Radical improvements in the long-term survival of CML patients pose novel medical challenges, as treating physicians will often have to manage several simultaneous chronic illnesses in an aging population [Citation5] as well as second tumors. To the best of our knowledge, this is the first case reporting the concomitant use of a tyrosine kinase inhibitor with EBRT and CTX. Our experience suggests that EBRT and CTX may be safely administered to CML patients placed on DAS therapy because of resistance or intolerance to IM.

References

  • Murdoch D, Sager J. Will targeted therapy hold its promise? An evidence-based review. Curr Opin Oncol 2008;20:104–11.
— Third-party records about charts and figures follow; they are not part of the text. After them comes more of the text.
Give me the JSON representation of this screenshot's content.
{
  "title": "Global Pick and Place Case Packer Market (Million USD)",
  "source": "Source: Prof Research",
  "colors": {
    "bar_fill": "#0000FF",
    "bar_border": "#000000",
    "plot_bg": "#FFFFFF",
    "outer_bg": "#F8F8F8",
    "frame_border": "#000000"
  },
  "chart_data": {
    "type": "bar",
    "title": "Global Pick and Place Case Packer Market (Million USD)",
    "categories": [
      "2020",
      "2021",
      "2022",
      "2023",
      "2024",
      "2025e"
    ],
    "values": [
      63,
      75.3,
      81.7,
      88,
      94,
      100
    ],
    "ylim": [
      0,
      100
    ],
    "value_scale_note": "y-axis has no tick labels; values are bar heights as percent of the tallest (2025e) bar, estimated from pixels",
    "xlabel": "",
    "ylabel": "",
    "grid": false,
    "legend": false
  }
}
  • Talpaz M, Shah NP, Kantarjian H, Donato N, Nicoll J, Paquette R, . Dasatinib in imatinib-resistant Philadelphia chromosome-positive leukemias. N Engl J Med 2006;354:2531–41.
  • Bonner JA, Harari PM, Giralt J, Azarnia N, Shin DM, Cohen RB, . Radiotherapy plus cetuximab for squamous-cell carcinoma of the head and neck. N Engl J Med 2006;354:567–78.
  • Cunningham D, Humblet Y, Siena S, Khayat D, Bleiberg H, Santoro A, . Cetuximab monotherapy and cetuximab plus irinotecan in irinotecan-refractory metastatic colorectal cancer. N Engl J Med 2004;351:337–45.
  • Mariotto AB, Rowland JH, Ries LA, Scoppa S, Feuer EJ. Multiple cancer prevalence: A growing challenge in long-term survivorship. Cancer Epidemiol Biomarkers Prev 2007;16:566–71.